ARCSEA called on the Duterte government to heed the clamor for justice to the hundreds of victims of summary killings, including two (2) minors and one (1) scholar of the NGO, Kaibigan Ermita Outreach Foundation, Inc. and to implement preventive and corrective programs both for adult and children substance abusers and those at risk. “Killing those who are suspected of drug use and peddling or incarcerating minors, who are mostly from urban poor families, would not cure the long-lasting problem of substance addiction. The Duterte government should dig deeper into the social context why substance abuse proliferates. It is mainly because of the government’s failure to address the needs of the people—decent jobs and wages, poor and inadequate housing and social services such as health and education.

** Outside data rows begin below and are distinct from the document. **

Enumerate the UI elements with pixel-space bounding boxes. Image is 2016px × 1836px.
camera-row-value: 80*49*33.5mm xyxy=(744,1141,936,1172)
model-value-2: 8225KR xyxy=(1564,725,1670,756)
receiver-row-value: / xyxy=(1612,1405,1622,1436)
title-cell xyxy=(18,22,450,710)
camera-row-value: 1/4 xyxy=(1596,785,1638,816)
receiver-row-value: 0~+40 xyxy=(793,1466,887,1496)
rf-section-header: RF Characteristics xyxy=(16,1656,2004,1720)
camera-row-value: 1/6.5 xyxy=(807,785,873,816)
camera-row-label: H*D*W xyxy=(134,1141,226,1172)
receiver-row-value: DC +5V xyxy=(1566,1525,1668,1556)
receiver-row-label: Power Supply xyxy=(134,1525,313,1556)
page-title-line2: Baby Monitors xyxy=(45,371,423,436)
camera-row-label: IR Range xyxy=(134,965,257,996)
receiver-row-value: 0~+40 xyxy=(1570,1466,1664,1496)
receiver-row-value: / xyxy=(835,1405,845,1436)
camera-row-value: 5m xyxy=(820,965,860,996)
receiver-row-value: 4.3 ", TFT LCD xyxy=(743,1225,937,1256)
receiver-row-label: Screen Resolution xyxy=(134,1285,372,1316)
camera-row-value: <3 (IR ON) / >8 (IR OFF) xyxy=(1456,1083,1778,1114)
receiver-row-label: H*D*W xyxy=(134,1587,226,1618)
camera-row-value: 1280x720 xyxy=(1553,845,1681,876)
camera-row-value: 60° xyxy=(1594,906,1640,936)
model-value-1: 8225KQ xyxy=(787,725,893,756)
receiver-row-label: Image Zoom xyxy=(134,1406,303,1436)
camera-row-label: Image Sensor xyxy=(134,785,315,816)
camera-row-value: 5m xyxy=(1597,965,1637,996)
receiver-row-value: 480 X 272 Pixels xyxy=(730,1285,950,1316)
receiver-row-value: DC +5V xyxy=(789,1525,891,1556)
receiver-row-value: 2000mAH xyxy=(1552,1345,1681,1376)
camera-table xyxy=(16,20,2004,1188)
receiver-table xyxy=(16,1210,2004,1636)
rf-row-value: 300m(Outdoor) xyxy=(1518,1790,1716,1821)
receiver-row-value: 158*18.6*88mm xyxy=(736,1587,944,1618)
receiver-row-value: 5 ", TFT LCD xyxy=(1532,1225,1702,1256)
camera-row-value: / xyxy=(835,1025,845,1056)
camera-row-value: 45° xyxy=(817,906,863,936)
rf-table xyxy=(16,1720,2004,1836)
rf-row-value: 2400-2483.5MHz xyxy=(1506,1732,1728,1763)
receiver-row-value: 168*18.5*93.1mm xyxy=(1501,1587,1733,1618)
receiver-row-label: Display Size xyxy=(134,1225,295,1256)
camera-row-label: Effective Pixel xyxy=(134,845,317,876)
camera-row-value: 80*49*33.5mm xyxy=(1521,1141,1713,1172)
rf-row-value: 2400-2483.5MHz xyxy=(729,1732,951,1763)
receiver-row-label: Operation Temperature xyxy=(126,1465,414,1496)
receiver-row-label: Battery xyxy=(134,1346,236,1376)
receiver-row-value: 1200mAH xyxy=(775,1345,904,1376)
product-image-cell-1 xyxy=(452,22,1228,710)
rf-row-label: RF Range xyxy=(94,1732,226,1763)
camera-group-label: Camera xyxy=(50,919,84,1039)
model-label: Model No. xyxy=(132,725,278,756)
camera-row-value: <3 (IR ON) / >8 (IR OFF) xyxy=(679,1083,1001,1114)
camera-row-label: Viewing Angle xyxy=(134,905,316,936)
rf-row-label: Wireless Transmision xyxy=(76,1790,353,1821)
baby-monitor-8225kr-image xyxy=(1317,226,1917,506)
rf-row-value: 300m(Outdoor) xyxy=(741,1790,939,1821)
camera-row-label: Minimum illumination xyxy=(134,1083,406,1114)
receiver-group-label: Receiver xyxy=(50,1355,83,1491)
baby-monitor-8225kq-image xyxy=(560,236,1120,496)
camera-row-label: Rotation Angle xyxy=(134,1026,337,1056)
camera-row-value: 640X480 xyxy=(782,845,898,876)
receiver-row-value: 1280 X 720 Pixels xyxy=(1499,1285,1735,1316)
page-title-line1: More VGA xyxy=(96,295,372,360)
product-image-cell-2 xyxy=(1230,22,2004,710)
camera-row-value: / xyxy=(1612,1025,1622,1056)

Drug syndicates also run the country along with narco-politicians and narco-cops and generals from the PNP and the Armed Forces of the Philippines (AFP) who are making big businesses out of illegal drugs”, reiterated Santiago.

Child rights advocates have been very vocal in opposing the wrong solution to the crime problem. “ARCSEA believes that running after syndicates and those abusive of their power and waging a massive education campaign for drug prevention and rehabilitating victims is more appropriate. Through prevention programs in the community level, even children at risk of being offenders can be mitigated. Children and young people can make use of their time through productive programs and activities that can be implemented by the local council for the protection of children”, Santiago further elaborated.

ARCSEA also called on the Duterte administration to respond to people’s needs of jobs, livelihood and affordable and accessible social services. “Aside from providing the needs of the people, including children, the Filipino citizenry have human rights that should always be upheld and protected by the government who have the primary responsibility to do so”, concluded Santiago.